In this example, each CA atom has a different number of neighbors. This time the output is not a tensor ranked 3, but a matrix where the elements are not numbers but list of neighbors:

In [None]:
print(neighbors.shape)

In [None]:
print(distances.shape)

The molecular system had 1 single frame and 497 CA atoms, lets see now the number of CA neighbors of the first 10 CA atoms in our list:

In [None]:
for ii in range(10):
    print("The {}° CA has {} CA neighbors.".format(ii+1,len(neighbors[0,ii])))

Lets print out the neighbors of the 20-th CA in the list:

In [None]:
for ii,dd in zip(neighbors[0,20], distances[0,20]):
    print("The {}-th CA is {} away from the 20-th CA".format(ii,dd))

As well as for the input argument `num_neighbors` -previous subsection-, the neighbors closest than a given threshold can also be computed between atoms groups or atoms and atoms groups. Lets show a example where the neighbors of the residues of chain 0 in our molecular system are defined as those residues of chain 1 closest the 1.2 nm:

In [None]:
atoms_in_residues_chain_0 = msm.get(molecular_system, target='group',
                                    selection="molecule_type=='protein' and chain_index==0",
                                    atom_index=True)
atoms_in_residues_chain_1 = msm.get(molecular_system, target='group',
                                    selection="molecule_type=='protein' and chain_index==1",
                                    atom_index=True)

In [None]:
neighbors, distances = msm.structure.get_neighbors(molecular_system,
                                     groups_of_atoms= atoms_in_residues_chain_0,
                                     group_behavior='geometric_center',
                                     groups_of_atoms_2= atoms_in_residues_chain_1,
                                     group_behavior_2='geometric_center',
                                     threshold=1.2*puw.unit('nanometers'))

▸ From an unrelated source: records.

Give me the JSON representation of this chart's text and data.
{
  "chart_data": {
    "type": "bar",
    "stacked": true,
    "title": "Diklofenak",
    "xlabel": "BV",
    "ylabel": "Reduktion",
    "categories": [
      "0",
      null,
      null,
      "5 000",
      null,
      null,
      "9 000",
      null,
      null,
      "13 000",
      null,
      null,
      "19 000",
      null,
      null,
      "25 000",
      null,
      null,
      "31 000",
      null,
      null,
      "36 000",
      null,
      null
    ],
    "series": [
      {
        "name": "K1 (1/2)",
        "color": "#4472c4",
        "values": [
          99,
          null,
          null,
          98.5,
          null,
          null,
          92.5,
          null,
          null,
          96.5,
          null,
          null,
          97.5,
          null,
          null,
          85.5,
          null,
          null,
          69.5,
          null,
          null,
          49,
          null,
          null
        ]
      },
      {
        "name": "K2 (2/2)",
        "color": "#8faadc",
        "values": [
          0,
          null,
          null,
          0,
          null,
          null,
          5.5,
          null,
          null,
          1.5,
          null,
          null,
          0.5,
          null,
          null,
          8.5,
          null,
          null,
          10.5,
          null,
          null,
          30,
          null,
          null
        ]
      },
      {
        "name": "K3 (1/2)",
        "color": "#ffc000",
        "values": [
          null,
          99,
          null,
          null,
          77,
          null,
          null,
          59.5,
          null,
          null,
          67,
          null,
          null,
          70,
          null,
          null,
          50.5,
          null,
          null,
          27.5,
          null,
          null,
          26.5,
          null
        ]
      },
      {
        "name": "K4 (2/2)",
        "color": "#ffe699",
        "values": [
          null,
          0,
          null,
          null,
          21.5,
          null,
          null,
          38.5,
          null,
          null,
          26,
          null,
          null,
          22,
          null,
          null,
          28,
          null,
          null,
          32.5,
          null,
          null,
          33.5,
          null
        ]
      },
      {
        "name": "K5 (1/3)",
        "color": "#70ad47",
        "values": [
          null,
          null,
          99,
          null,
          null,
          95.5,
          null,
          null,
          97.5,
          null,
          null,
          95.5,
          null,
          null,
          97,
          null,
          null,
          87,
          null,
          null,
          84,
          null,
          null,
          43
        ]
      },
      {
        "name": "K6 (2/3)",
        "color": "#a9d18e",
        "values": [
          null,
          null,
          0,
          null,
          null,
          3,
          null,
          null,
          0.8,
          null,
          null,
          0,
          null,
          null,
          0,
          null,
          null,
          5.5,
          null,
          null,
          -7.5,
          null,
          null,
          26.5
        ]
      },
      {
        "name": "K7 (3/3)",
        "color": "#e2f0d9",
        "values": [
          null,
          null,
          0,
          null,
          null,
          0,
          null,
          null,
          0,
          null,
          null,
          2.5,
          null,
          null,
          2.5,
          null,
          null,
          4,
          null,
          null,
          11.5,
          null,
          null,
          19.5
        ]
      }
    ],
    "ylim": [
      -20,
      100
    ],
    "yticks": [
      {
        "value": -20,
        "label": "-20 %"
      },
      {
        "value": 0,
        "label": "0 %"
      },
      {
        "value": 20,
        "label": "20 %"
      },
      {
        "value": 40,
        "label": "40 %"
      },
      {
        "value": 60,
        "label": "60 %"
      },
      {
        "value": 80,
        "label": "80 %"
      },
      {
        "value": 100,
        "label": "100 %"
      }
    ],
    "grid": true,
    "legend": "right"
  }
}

Lets print out the number of contacts in chain 1 per residue of chain 0, if any:

In [None]:
for ii in range(len(atoms_in_residues_chain_0)):
    n_contacts = len(neighbors[0,ii])
    if n_contacts >0:
        print('The {}-th residue of chain 0 has {} residue contacts in chain 1'.format(ii,n_contacts))

This information is usually represented as a contact map. If this is what you are looking for, you will probably find the next section more appropriate to your needs.